We finally have an 'official' definition for open source AI

There's finally an "official" definition of open source AI.

The Open Source Initiative (OSI), a long-running institution aiming to define and "steward" all things open source, today released version 1.0 of its Open Source AI Definition (OSAID). The product of several years of collaboration with academia and industry, the OSAID is intended to offer a standard by which anyone can determine whether AI is open source — or not.

You might be wondering — as this reporter was — why consensus matters for a definition of open source AI. Well, a big motivation is getting policymakers and AI developers on the same page, said OSI EVP Stefano Maffulli.
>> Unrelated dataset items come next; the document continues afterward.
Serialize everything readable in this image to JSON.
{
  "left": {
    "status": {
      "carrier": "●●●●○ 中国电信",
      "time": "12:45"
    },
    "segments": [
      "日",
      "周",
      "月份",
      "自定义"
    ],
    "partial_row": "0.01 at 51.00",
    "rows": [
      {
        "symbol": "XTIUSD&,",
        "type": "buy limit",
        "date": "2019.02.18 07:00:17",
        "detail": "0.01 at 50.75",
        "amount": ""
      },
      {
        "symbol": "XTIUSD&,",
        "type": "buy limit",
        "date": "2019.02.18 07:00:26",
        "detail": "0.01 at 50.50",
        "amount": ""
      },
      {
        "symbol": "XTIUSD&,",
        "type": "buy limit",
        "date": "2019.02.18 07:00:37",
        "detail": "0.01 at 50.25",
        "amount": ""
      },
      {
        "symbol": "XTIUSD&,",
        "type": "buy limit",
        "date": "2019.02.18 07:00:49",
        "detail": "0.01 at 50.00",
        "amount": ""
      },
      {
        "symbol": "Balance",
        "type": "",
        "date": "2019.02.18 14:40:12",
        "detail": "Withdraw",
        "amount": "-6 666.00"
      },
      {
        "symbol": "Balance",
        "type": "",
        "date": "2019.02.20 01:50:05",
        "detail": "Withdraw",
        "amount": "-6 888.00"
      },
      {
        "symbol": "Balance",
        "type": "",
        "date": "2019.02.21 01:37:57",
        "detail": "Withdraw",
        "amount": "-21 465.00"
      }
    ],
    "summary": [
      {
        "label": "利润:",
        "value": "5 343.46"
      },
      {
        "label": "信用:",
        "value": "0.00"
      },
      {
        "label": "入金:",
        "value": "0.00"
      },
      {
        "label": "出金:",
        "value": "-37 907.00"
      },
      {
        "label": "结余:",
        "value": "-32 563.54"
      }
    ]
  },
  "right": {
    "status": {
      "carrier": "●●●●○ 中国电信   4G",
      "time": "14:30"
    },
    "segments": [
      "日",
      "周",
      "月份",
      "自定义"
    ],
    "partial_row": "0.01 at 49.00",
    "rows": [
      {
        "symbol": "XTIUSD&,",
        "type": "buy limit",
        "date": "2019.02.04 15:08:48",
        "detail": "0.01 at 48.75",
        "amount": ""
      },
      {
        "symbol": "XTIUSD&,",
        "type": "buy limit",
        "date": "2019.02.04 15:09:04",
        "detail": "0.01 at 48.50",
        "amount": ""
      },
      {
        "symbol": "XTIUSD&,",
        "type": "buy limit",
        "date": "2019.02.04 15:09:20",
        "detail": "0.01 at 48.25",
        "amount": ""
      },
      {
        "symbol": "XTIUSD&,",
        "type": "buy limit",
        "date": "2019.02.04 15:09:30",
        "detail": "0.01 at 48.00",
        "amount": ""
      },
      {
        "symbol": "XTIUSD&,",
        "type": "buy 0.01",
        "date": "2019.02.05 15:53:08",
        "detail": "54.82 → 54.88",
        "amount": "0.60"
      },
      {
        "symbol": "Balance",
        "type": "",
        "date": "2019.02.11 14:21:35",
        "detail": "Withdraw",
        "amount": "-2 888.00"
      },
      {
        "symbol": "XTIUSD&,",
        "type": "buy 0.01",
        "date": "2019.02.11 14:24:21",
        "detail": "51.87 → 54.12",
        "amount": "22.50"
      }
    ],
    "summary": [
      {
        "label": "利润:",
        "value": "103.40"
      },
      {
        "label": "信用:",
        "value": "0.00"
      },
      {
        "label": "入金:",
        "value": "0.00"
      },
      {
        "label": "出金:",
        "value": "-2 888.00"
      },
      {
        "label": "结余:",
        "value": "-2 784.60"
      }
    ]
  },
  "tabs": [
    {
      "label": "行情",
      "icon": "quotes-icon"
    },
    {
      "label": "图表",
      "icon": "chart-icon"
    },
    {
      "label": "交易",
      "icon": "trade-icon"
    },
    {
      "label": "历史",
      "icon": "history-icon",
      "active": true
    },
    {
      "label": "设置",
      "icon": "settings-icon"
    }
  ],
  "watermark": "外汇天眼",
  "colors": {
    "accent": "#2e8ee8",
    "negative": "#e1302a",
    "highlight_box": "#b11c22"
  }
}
"Regulators are already watching the space," Maffulli told TechCrunch, noting that bodies like the European Commission have sought to give special recognition to open source. "We did explicit outreach to a diverse set of stakeholders and communities — not only the usual suspects in tech. We even tried to reach out to the organizations that most often talk to regulators in order to get their early feedback."

Open AI

To be considered open source under the OSAID, an AI model has to provide enough information about its design so that a person could "substantially" recreate it. The model must also disclose any pertinent details about its training data, including the provenance, how the data was processed, and how it can be obtained or licensed.

"An open source AI is an AI model that allows you to fully understand how it's been built," Maffulli said. "That means that you have access to all the components, such as the complete code used for training and data filtering."

The OSAID also lays out usage rights developers should expect with open source AI, like the freedom to use the model for any purpose and modify it without having to ask anyone's permission. "Most importantly, you should be able to build on top," added Maffulli.

The OSI has no enforcement mechanisms to speak of. It can't pressure developers to abide by or follow the OSAID. But it does intend to flag models described as "open source" but which fall short of the definition.

"Our hope is that when someone tries to abuse the term, the AI community will say, 'We don't recognize this as open source,' and it gets corrected," Maffulli said. Historically, this has had mixed results, but it isn't entirely without effect.

Many startups and big tech companies, most prominently Meta, have employed the term "open source" to describe their AI model release strategies — but few meet the OSAID's criteria. For example, Meta mandates that platforms with more than 700 million monthly active users request a special license to use its Llama models.